Zwei Abende später wollte er sich wieder von Rose verabschieden, aber sie strampelte die Bettdecke weg und flüsterte:
„Komm.“ Dabei hob sie ihr Nachthemd und legte seine Hand auf ihren Busen. „Fühlst du das?“ Er blinzelte irritiert.
„ Sie fühlen sich ganz warm an.“
Rose schloss die Augen und schluchzte:
„Ja. In ein paar Wochen … sie wollten sie mir wegnehmen, aber ich habe abgelehnt. Eh zu spät. Ich werde …“
Schnell küsste er Rose auf den Mund: „Wir haben Zeit.“
Kai und Rose liebten sich bis zum Morgen. Eng ineinander verschlungen flüsterte Rose:
„Du musst mir etwas versprechen, hörst du, Kai. Es ist wichtig.“
Und Kai hörte zu, zögerlich und den Tränen nahe versprach er, Rose alles zu tun, was sie wünschte.
Kai kam jetzt jeden Tag. Er besorgte einen Weihnachtsbaum, der gerade noch durch die Tür passte und Rose lachte, als die ganzen Lichterketten die Sicherungen rausknallen ließen. Sie drängte ihn, auch seine Pasta zum Fest zu machen.
Als die Glocken in der ganzen Stadt läuteten, verschmolzen Kai und Rose auf dem Sofa vor dem Baum zu einem leidenschaftlichen Höhepunkt. Dann fuhren sie wieder die Nächte durch, sahen sich den Michel an. Besuchten zwischen den Feiertagen den König der Löwen. Sie gingen händchenhaltend an der Elbe entlang, während erste Eisschollen sich am Ufer knirschend ineinanderschoben.
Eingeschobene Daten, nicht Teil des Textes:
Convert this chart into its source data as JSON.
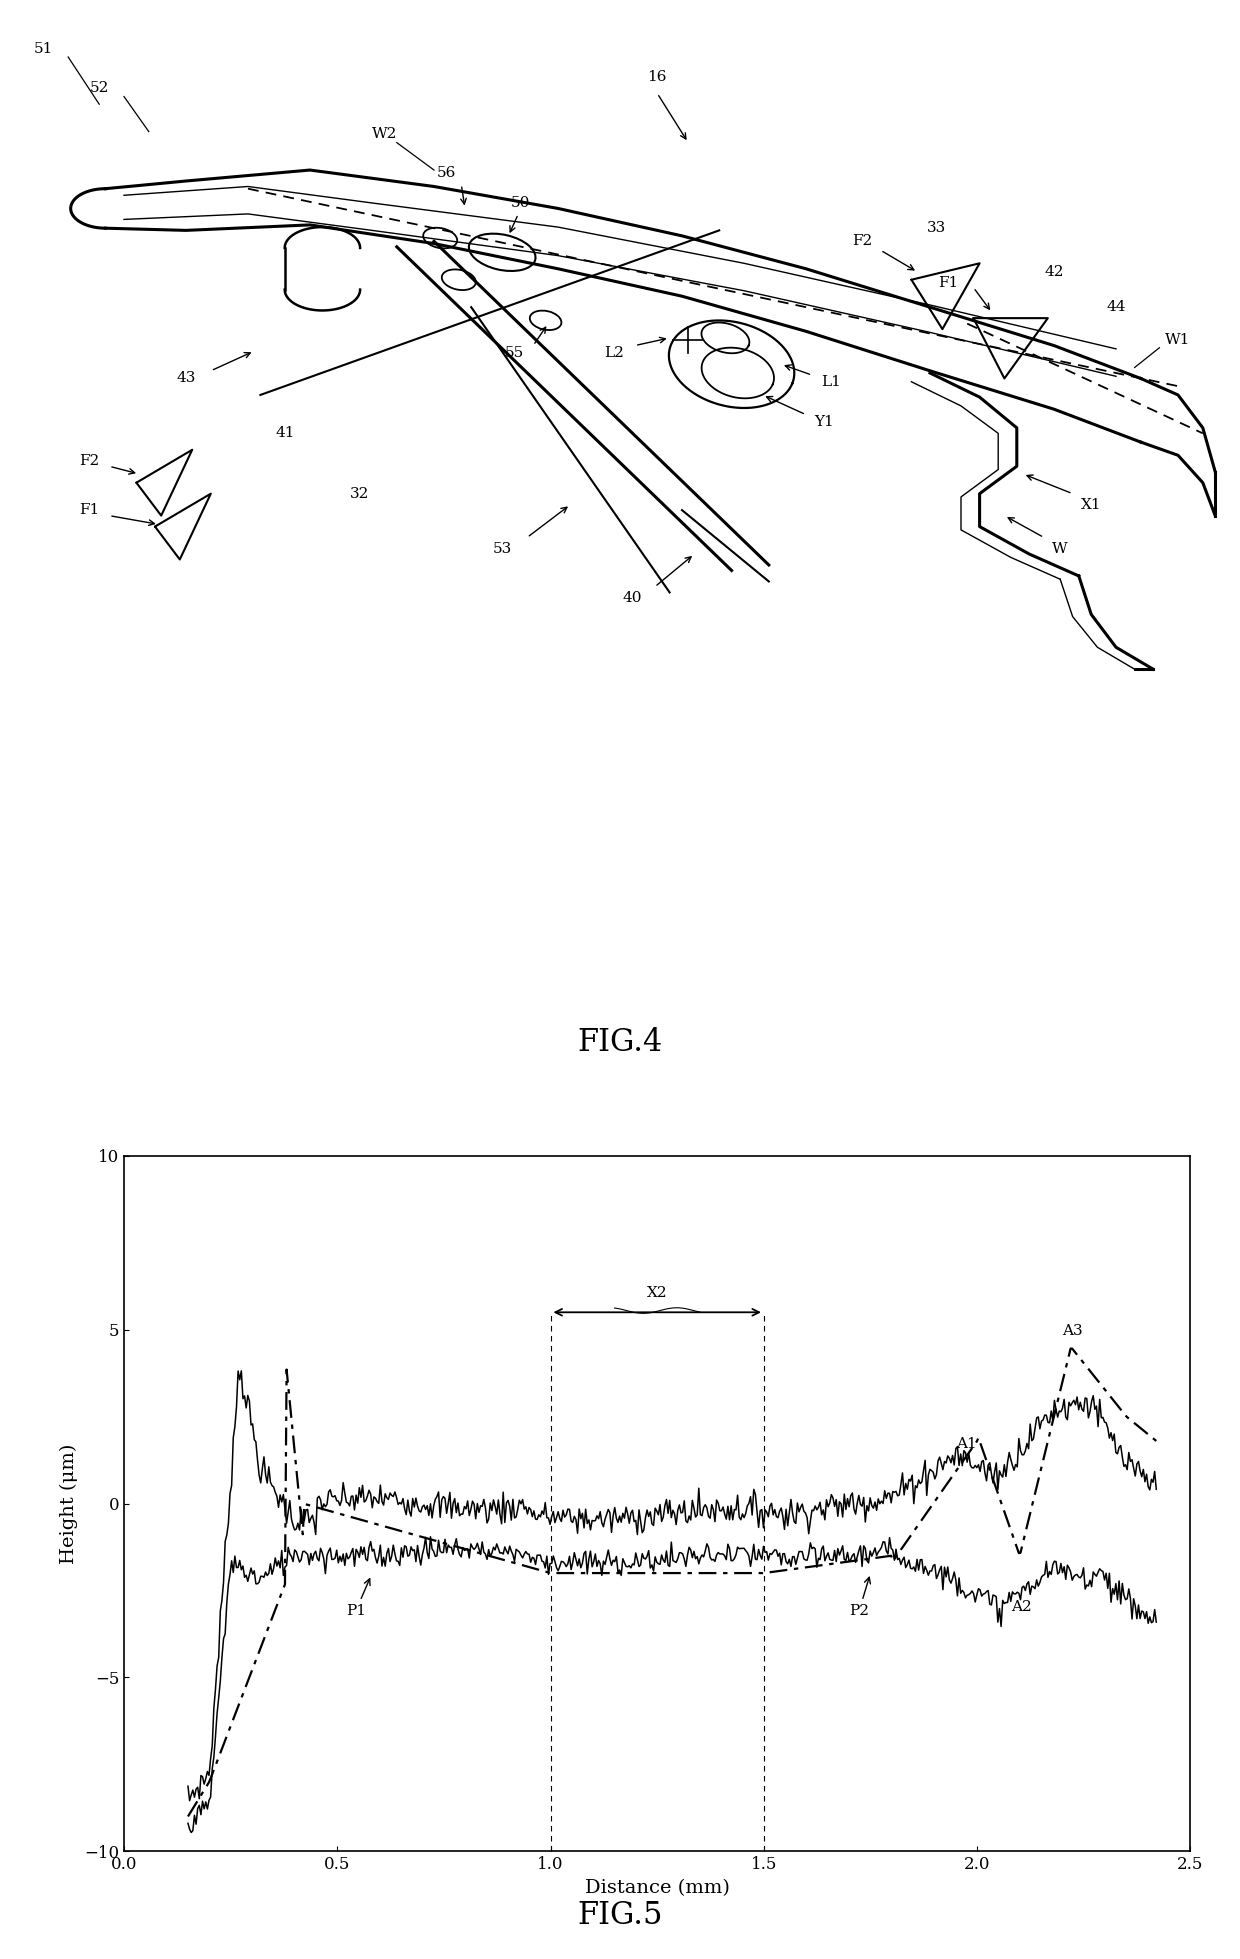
{
  "fig4_title": "FIG.4",
  "fig5_title": "FIG.5",
  "bg_color": "#ffffff",
  "graph": {
    "xlabel": "Distance (mm)",
    "ylabel": "Height (μm)",
    "xlim": [
      0,
      2.5
    ],
    "ylim": [
      -10,
      10
    ],
    "xticks": [
      0,
      0.5,
      1.0,
      1.5,
      2.0,
      2.5
    ],
    "yticks": [
      -10,
      -5,
      0,
      5,
      10
    ]
  }
}
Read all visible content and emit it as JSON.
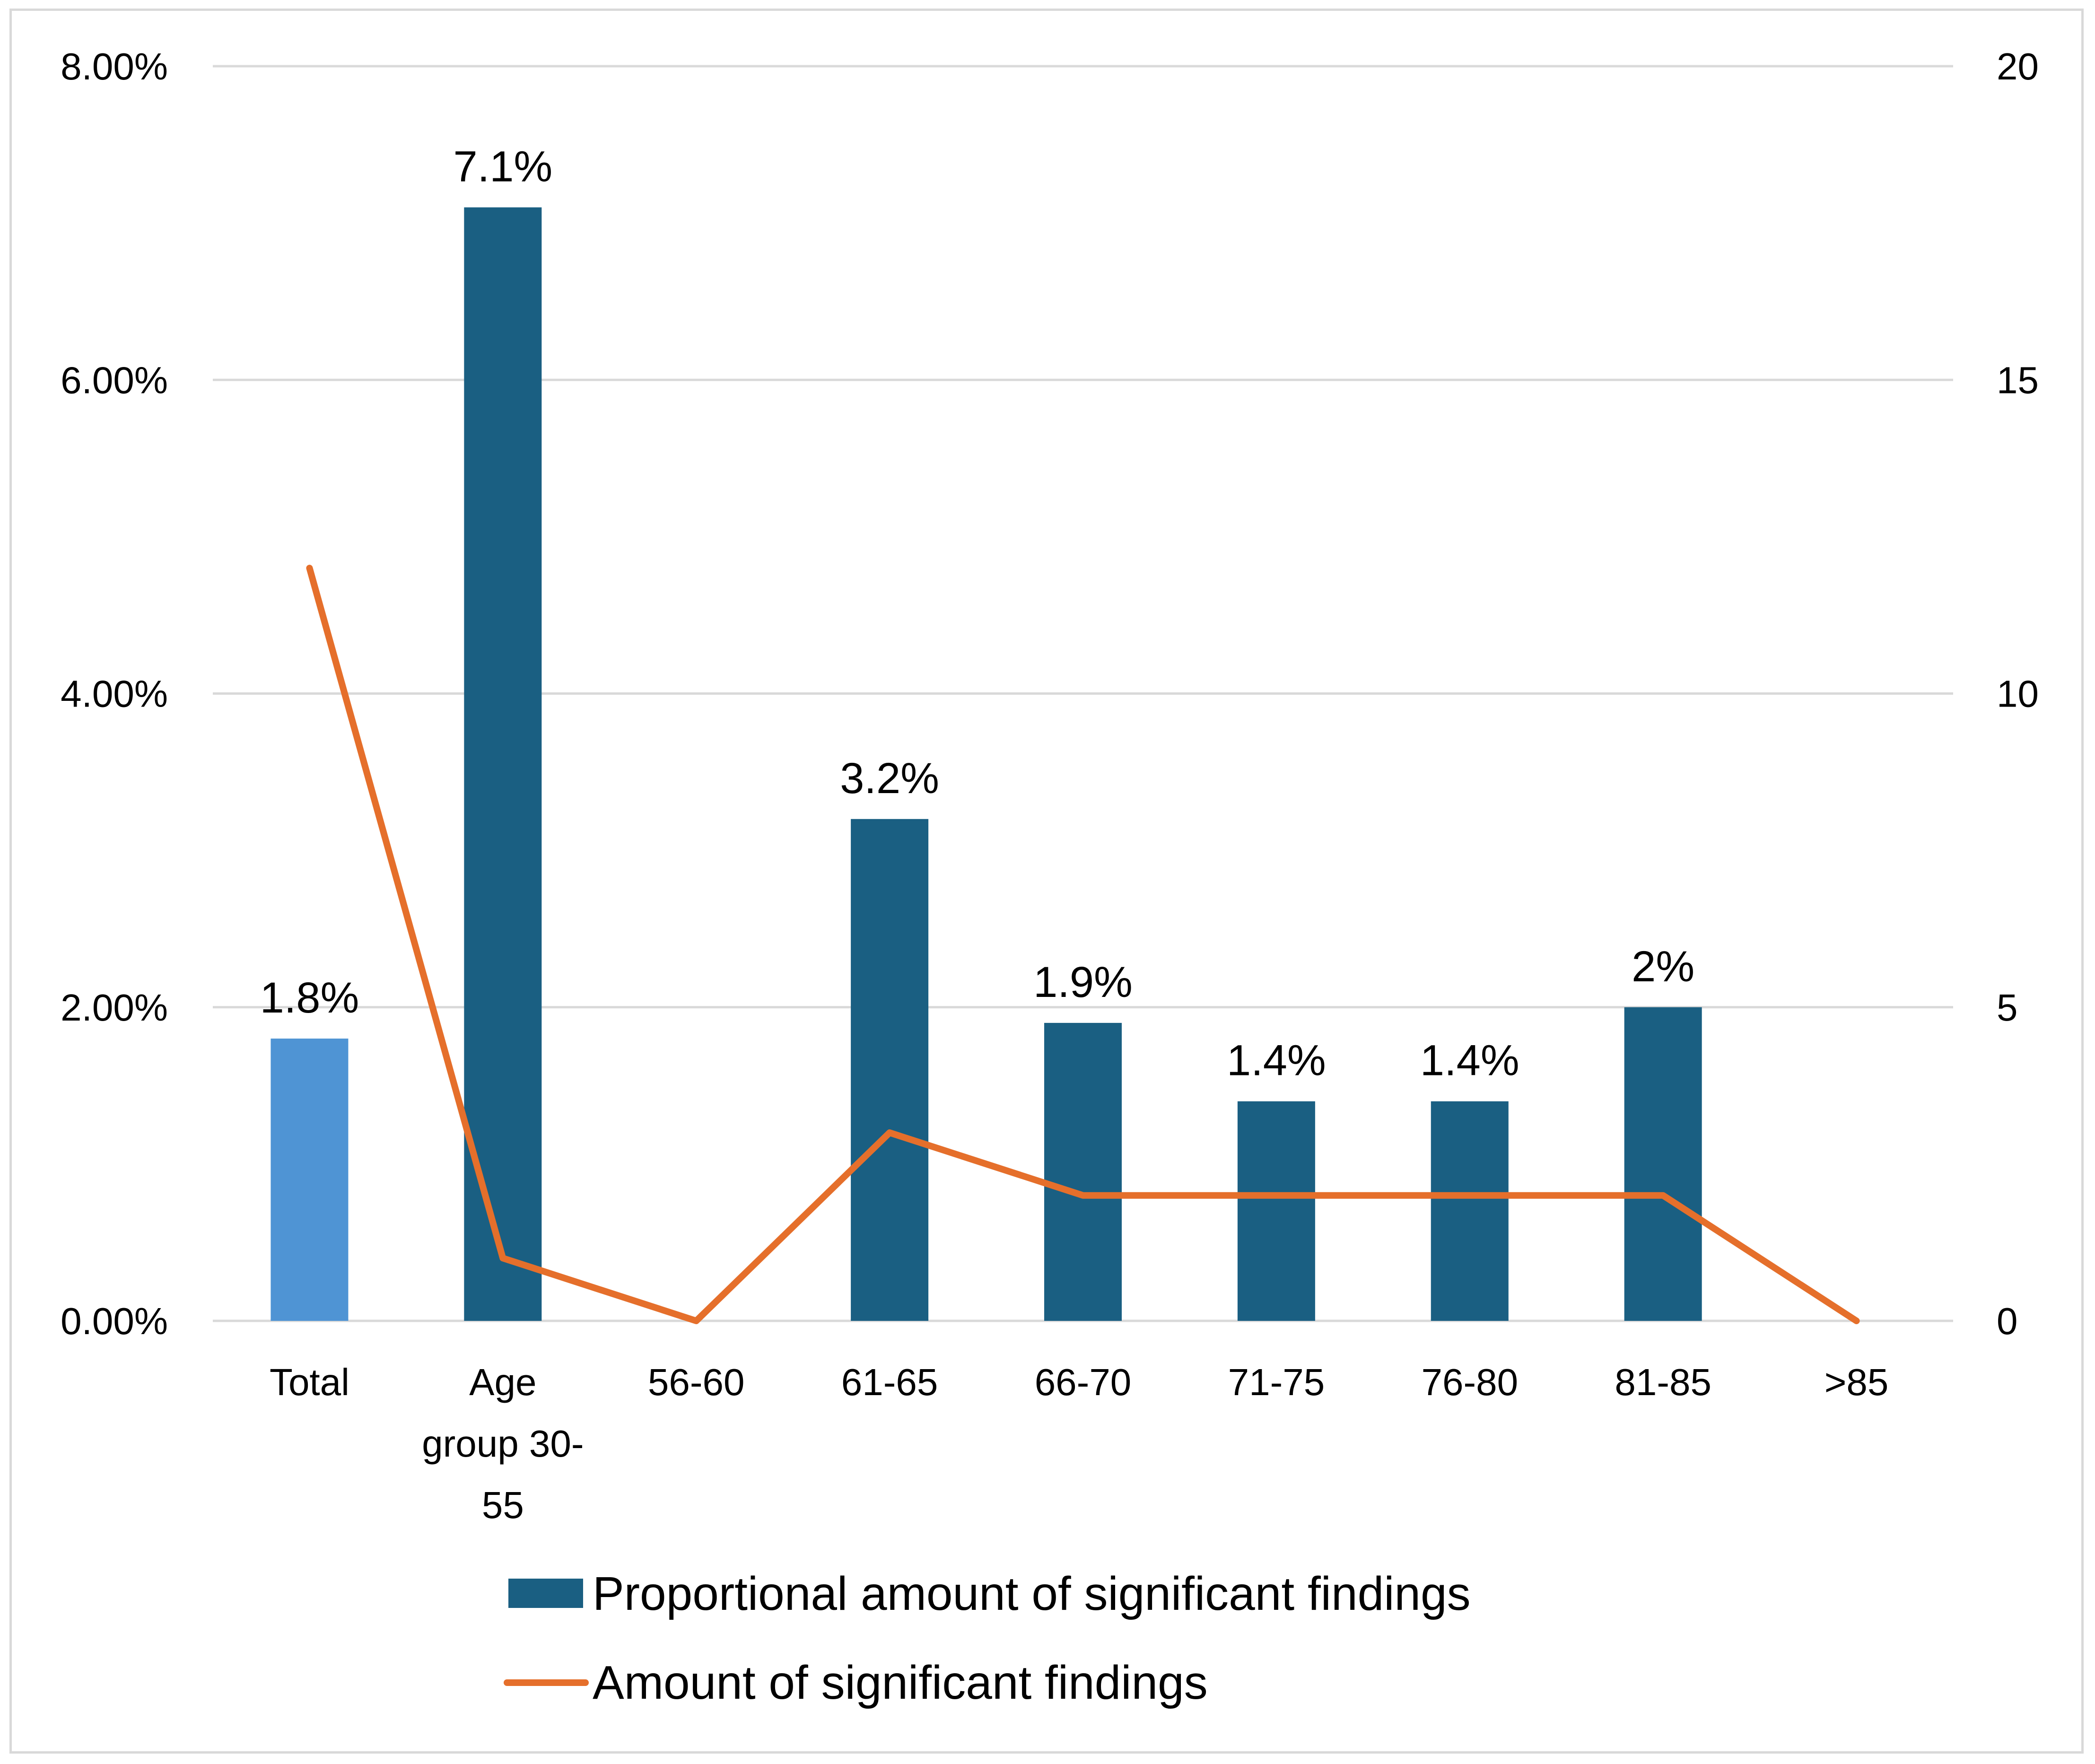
{
  "chart_data": {
    "type": "bar",
    "categories": [
      "Total",
      "Age group 30-55",
      "56-60",
      "61-65",
      "66-70",
      "71-75",
      "76-80",
      "81-85",
      ">85"
    ],
    "category_label_lines": [
      [
        "Total"
      ],
      [
        "Age",
        "group 30-",
        "55"
      ],
      [
        "56-60"
      ],
      [
        "61-65"
      ],
      [
        "66-70"
      ],
      [
        "71-75"
      ],
      [
        "76-80"
      ],
      [
        "81-85"
      ],
      [
        ">85"
      ]
    ],
    "series": [
      {
        "name": "Proportional amount of significant findings",
        "kind": "bar",
        "axis": "left",
        "values": [
          1.8,
          7.1,
          0,
          3.2,
          1.9,
          1.4,
          1.4,
          2.0,
          0
        ],
        "data_labels": [
          "1.8%",
          "7.1%",
          "",
          "3.2%",
          "1.9%",
          "1.4%",
          "1.4%",
          "2%",
          ""
        ],
        "color": "#1a5f82",
        "highlight_color": "#4f94d4"
      },
      {
        "name": "Amount of significant findings",
        "kind": "line",
        "axis": "right",
        "values": [
          12,
          1,
          0,
          3,
          2,
          2,
          2,
          2,
          0
        ],
        "color": "#e56f2b"
      }
    ],
    "y_left": {
      "range": [
        0,
        8
      ],
      "ticks": [
        0,
        2,
        4,
        6,
        8
      ],
      "tick_labels": [
        "0.00%",
        "2.00%",
        "4.00%",
        "6.00%",
        "8.00%"
      ]
    },
    "y_right": {
      "range": [
        0,
        20
      ],
      "ticks": [
        0,
        5,
        10,
        15,
        20
      ],
      "tick_labels": [
        "0",
        "5",
        "10",
        "15",
        "20"
      ]
    },
    "grid": true,
    "legend_position": "bottom"
  }
}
Silvester standen beide mit Tausenden beim Alsterfeuerwerk. Rose kuschelte sich an Kai, genoss das Funkel der Raketen, die knatternden Feuerräder und gleißenden Kaskaden.
Kai hielt sie ganz fest, während sich auf dem Wasser goldene Fontänen in immer größerem überbordenden Lichterglanz spiegelten. Sie stellte sich auf ihre Zehenspitzen und küsste Kai, dann flüsterte sie:
„Ich liebe dich. Mach, dass es nie aufhört.“
Als Roses Haare wieder länger wurden, blieb Kai immer öfter an ihrem Bett. Dann rief er den Arzt. Er packte die kleine Tasche, die immer neben der Garderobe stand, fuhr Rose ins Krankenhaus. Als die Ärzte sie auf die Intensivstation bringen wollten hielt er zum letzten Mal ihre Hand. Sie schluchzte:
„Du musst jetzt gehen Kai, du hast es versprochen, bitte geh. Deine Stadt wartet auf dich.“
Kai fuhr nie wieder die Tour zum Krankenhaus.